Chronik | Österreich
19.05.2018

Diplomatentochter lag tot in Bach: Neues Gutachten beantragt

Landeskriminalamt lieferte kaum neue Erkenntnisse: Weiter kein Gewaltverbrechen vermutet. Gerichtsmedizin ist wieder am Zug.

Mehr als 17 Monate sind seit dem Tod der 61-jährigen Salzburgerin Arlene Krammer-Cryde vergangen. Die Tochter eines früheren österreichischen Diplomaten auf den Philippinen wurde am 9. Dezember 2016 tot im Mühlbach im Stadtteil Liefering gefunden – der KURIER berichtete. Nach wie vor wird wegen fahrlässiger Tötung gegen unbekannte Täter ermittelt.

Zumindest das Landeskriminalamt (LKA) hat seine Erhebungen beendet. Im Abschlussbericht, der Anfang April an die Staatsanwaltschaft ergangen ist, kommt das LKA zum Ergebnis, dass „keinerlei Hinweise auf das Vorliegen etwaigen Fremdverschuldens gewonnen werden konnten“. Die Ermittler gehen auch nach einer nachträglichen Untersuchung des Mühlbaches und der Sicherstellung des Computers der Toten (alleine die Auswertung dauerte laut dem Polizeibericht wegen der „enormen Datenmenge“ von September 2017 bis April 2018, Anm.) von einem Unfall oder Suizid aus.
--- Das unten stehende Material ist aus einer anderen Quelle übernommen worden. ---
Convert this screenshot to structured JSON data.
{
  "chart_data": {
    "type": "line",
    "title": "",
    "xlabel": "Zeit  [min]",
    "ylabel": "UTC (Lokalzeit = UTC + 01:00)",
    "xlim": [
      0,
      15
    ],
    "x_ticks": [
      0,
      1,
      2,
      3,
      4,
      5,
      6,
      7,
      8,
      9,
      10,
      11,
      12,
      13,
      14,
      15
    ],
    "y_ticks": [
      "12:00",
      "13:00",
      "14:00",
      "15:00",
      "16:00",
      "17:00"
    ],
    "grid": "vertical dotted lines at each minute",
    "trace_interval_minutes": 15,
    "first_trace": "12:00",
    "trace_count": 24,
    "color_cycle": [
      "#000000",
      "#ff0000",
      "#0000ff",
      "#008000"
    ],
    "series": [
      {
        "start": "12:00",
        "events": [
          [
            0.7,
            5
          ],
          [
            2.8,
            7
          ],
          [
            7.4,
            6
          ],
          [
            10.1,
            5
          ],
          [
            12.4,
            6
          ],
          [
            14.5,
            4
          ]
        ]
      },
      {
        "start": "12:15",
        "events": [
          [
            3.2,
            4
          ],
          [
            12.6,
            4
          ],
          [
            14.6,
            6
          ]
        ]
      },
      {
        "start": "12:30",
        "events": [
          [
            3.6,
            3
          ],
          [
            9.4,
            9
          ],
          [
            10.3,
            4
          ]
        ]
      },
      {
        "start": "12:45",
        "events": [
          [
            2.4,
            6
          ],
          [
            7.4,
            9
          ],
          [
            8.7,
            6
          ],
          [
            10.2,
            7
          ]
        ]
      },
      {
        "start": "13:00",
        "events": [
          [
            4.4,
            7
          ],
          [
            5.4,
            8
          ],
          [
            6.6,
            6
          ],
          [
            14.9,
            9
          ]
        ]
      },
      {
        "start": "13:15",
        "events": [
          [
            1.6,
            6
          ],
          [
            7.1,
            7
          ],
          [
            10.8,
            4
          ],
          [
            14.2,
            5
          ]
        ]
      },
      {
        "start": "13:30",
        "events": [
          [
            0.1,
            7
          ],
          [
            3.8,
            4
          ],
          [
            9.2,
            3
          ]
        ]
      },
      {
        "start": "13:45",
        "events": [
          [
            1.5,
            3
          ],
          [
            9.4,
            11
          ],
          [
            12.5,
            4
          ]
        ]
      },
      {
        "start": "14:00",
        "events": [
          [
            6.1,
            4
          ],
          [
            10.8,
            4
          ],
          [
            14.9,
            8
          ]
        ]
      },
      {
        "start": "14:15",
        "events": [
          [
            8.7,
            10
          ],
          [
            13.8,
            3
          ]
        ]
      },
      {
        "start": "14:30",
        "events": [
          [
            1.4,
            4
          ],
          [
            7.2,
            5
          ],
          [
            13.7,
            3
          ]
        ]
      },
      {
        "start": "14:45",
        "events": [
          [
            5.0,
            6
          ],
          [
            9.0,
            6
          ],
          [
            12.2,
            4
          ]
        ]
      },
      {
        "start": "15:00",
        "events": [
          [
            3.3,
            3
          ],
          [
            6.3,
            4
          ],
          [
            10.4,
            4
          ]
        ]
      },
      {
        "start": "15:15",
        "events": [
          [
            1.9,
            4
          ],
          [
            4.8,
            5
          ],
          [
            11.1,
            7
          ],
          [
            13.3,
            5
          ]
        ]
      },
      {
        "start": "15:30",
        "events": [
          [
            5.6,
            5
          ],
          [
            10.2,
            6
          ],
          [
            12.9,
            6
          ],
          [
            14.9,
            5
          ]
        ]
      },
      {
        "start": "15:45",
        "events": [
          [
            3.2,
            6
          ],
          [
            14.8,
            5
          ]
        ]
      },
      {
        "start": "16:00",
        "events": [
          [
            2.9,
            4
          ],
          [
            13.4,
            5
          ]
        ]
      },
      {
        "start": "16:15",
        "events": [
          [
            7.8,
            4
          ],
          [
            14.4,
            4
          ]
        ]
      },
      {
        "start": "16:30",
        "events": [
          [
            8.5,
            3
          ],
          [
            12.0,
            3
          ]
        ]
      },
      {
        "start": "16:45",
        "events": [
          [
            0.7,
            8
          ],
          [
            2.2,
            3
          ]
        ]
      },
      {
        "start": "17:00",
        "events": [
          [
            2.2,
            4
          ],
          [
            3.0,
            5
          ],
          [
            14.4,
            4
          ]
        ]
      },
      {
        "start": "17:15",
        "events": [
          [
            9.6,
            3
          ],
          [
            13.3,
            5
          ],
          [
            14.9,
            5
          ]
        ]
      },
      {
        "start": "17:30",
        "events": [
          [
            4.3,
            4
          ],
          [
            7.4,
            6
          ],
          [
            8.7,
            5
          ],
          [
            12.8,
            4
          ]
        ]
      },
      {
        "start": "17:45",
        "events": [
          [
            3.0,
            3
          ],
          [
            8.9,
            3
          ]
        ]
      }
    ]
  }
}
Wegen „ärztlicher Behandlungsunterlagen, aus Zeugenvernehmungen sowie aus Teilen der Computerauswertung ist ersichtlich, dass Arlene Krammer-Cryde teilweise psychische Probleme gehabt haben dürfte“ – daher sei ein Suizid denkbar. Aufgrund der Krankengeschichte werde aber auch ein Unfall „als möglich erachtet“. Beziehungsprobleme mit dem Lebensgefährten und Streitereien mit dem Ex-Mann werteten die Ermittler offenbar nicht als mögliches Motiv für ein Gewaltverbrechen.

Angehörige zweifelt

Die Schwester der Toten spricht angesichts des LKA-Berichts von „mangelhaften Untersuchungsprozeduren der Ermittlungsbehörden“. Daraus geht zum Beispiel hervor, dass die Kleidung des Opfers „im Zuge der gerichtsmedizinischen Obduktion entsorgt worden“ sei. Die Schwester kritisiert das scharf – immerhin hätten sich darauf womöglich Blutspuren befunden, die auf eine Gewalttat hinweisen hätten können, meint sie.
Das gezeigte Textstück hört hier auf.